Eilentscheidung des OB

Doch nach dem Brand in der Paketposthalle Ende Juni hat sich für das Theater Ulm die Lage verschärft. Zwei Probebühnen sowie der Fundus und Magazinräume gingen verloren. In der Sitzung des Bauausschusses ist jetzt eine „Eilentscheidung“ von Oberbürgermeister Martin Ansbacher von Ende Juli offengelegt worden: für eine „Interimsunterbringung“, wie es amtsdeutsch heißt. Und die wurde jetzt „ohne Widerspruch“ abgesegnet. Das zentrale Gebäudemanagement der Stadt hat diverse Optionen geprüft und ist zur Erkenntnis gekommen, dass „die sinnvollste und mit Abstand wirtschaftlichste Lösung“ für ein Interim die benachbarte Sheddachhalle am Hauptbahnhof sei.

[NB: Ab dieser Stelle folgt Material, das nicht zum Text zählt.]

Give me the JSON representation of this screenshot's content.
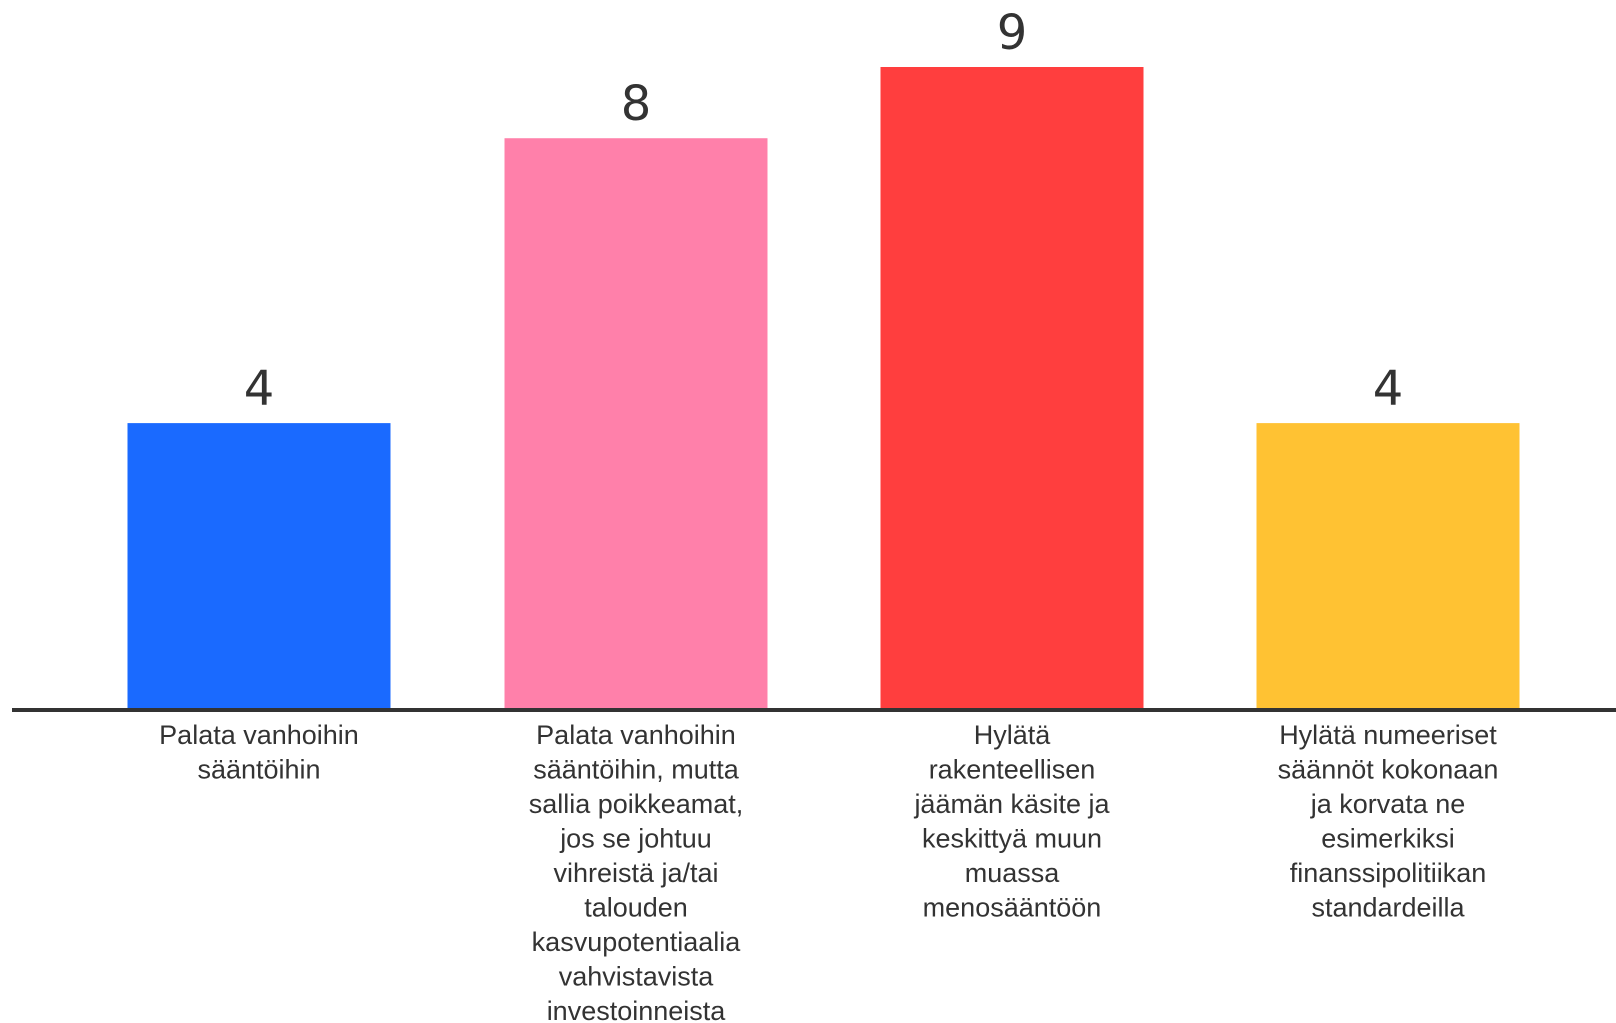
{
  "chart_data": {
    "type": "bar",
    "categories": [
      [
        "Palata vanhoihin",
        "sääntöihin"
      ],
      [
        "Palata vanhoihin",
        "sääntöihin, mutta",
        "sallia poikkeamat,",
        "jos se johtuu",
        "vihreistä ja/tai",
        "talouden",
        "kasvupotentiaalia",
        "vahvistavista",
        "investoinneista"
      ],
      [
        "Hylätä",
        "rakenteellisen",
        "jäämän käsite ja",
        "keskittyä muun",
        "muassa",
        "menosääntöön"
      ],
      [
        "Hylätä numeeriset",
        "säännöt kokonaan",
        "ja korvata ne",
        "esimerkiksi",
        "finanssipolitiikan",
        "standardeilla"
      ]
    ],
    "values": [
      4,
      8,
      9,
      4
    ],
    "data_labels": [
      "4",
      "8",
      "9",
      "4"
    ],
    "colors": [
      "#1A6AFF",
      "#FF80AA",
      "#FF3E3E",
      "#FFC233"
    ],
    "axis_color": "#333333",
    "ylim": [
      0,
      9
    ],
    "grid": false,
    "legend": "none",
    "title": "",
    "xlabel": "",
    "ylabel": ""
  }
}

Zwei Drittel der Halle werden laut Verwaltungsvorlage benötigt, den Rest könne weiterhin die Bahn als Lagerfläche nutzen.

Natürlich muss die Sheddachhalle fürs Theater erschlossen und hergerichtet werden:  Wasser- und Fernwärmeanschlüsse, Elektrik. Ein Aufenthaltsraum und Toiletten sollen in Form von Containern bereitgestellt werden. Das alles kostet: rund 1,1 Millionen Euro, finanziert in der Not aus allgemeinen städtischen Finanzmitteln. Voraussichtlich bis Dezember könne das Theater Ulm das Interim beziehen, heißt es.